Nowher so besy a man as he ther n' as,

And yet he semed besier than he was.

Geoffrey Chaucer (1328-1400): Canterbury Tales. Prologue. Line 323.

  A comely olde man as busie as a bee.

John Lyly (Circa 1553-1601): Euphues and his England, page 252.

How doth the little busy bee

Improve each shining hour,

And gather honey all the day

From every opening flower!

Isaac Watts (1674-1748): Divine Songs. Song xx.

In busy companies of men.

Andrew Marvell (1620-1678): The Garden. (Translated.)

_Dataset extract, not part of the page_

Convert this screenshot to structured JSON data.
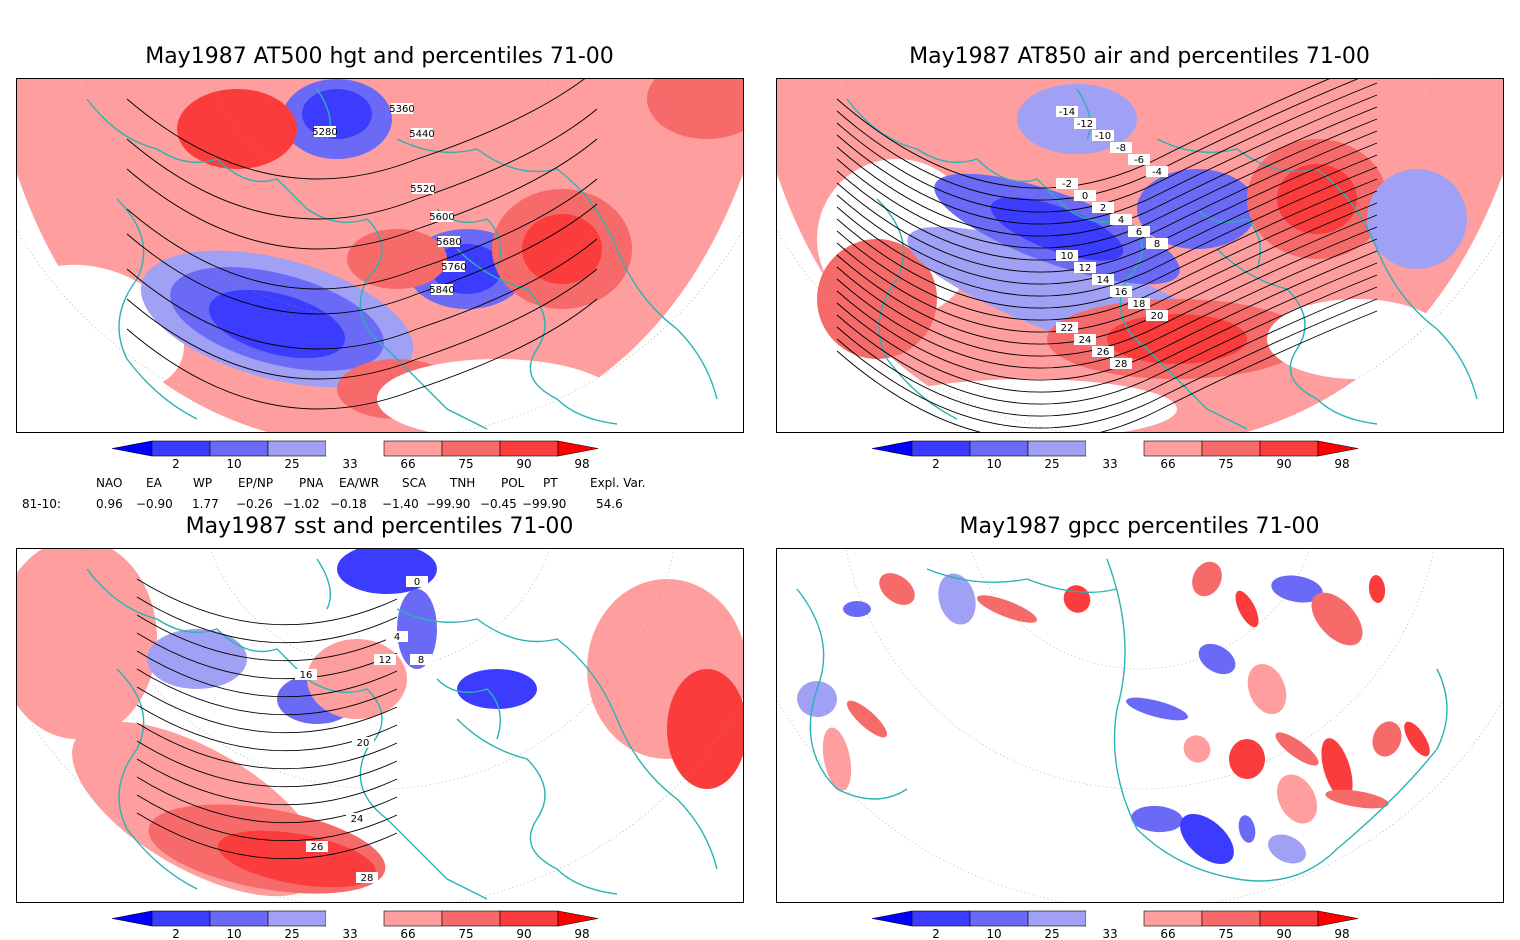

Busy, curious, thirsty fly,

Drink with me, and drink as I.

William Oldys (1696-1761): On a Fly drinking out of a Cup of Ale.

Winding up days with toil and nights with sleep.

William Shakespeare (1564-1616): King Henry V. Act iv. Sc. 1.

In the busy haunts of men.

John Keble (1792-1866): Tale of the Secret Tribunal. Part i.

Tower'd cities please us then,

And the busy hum of men.

John Milton (1608-1674): L'Allegro. Line 117.

Well had the boding tremblers learn'd to trace

The day's disasters in his morning face;

Full well they laugh'd with counterfeited glee

At all his jokes, for many a joke had he;

Full well the busy whisper circling round

Convey'd the dismal tidings when he frown'd.

Yet was he kind, or if severe in aught,

The love he bore to learning was in fault;

The village all declar'd how much he knew,

'T was certain he could write and cipher too.

Oliver Goldsmith (1728-1774): The Deserted Village. Line 199.

Too busy with the crowded hour to fear to live or die.

Ralph Waldo Emerson (1803-1882): Quatrains. Nature.

How various his employments whom the world

Calls idle, and who justly in return

Esteems that busy world an idler too!

William Cowper (1731-1800): The Task. Book iii. The Garden. Line 352.